Three Stages of Pre-Verbal Development


To make this information easier to follow, prelinguistic skills are grouped into three developmental stages:



Stage 1


Becoming Socially Connected 



Stage 2


Sustained Attention & Engagement


Stage 3


Intentional Communication




STAGE 3

INTENTIONAL COMMUNICATION



In this final stage, children start communicating on purpose - to request, refuse, comment, or get your attention. Below are three skills that help kids move from “pre-verbal” to early words.

Pre-Verbal Skill

Focus

Understands early words & follows simple directions

Receptive language

Uses Sounds, Gestures & Imitation

Expressive language

Initiates and maintains interaction with others

Early conversation skills

Adapted from Laura Mize’s 11 prelinguistic skills (2017)

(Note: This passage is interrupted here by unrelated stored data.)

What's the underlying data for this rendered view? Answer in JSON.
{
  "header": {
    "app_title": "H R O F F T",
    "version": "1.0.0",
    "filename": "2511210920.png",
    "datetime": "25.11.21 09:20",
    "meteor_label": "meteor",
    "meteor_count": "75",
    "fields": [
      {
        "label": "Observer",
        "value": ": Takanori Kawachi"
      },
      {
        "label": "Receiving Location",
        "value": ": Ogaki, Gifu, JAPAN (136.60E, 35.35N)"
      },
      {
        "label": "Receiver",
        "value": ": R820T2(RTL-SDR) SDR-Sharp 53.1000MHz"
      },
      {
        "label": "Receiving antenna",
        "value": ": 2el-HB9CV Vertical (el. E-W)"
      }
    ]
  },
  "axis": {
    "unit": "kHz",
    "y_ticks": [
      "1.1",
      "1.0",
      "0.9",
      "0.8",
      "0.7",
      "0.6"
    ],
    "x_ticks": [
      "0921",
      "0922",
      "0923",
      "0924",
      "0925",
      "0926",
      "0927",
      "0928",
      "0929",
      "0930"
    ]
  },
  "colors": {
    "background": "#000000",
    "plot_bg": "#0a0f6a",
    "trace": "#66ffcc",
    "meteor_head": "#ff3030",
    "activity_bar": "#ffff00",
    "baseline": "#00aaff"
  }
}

Understands Early Words and Follows Simple Directions



This pre-verbal skill is all about how children understand what you say. This is called receptive language. Children need to build strong receptive language skills before they can begin to use those words to communicate.

SLP TIPS

How To Help Your Child Follow Directions & Learn New Words

Keep directions short and simple

Say one step at a time: “Get shoes.” Pause. Then: “Now get hat.”

Use routines to teach

Incorporate simple one step directions into your daily routines.

  • “Throw it away.”

  • “Time for bath.”

  • “Shoes on.”

Highlight key words

Repeat a few core words across the day (more, go, stop, up, help, open, all done, etc).


Provide visual cues

Point, show the object, use pictures, or simple AAC visuals when helpful.

Make it playful

During play, model a variety of vocabulary, including action and location words: in, on, under, go, jump, splash, etc.

Repeat, repeat, repeat

Whether in routines, play, or practice, hearing words again and again helps them stick.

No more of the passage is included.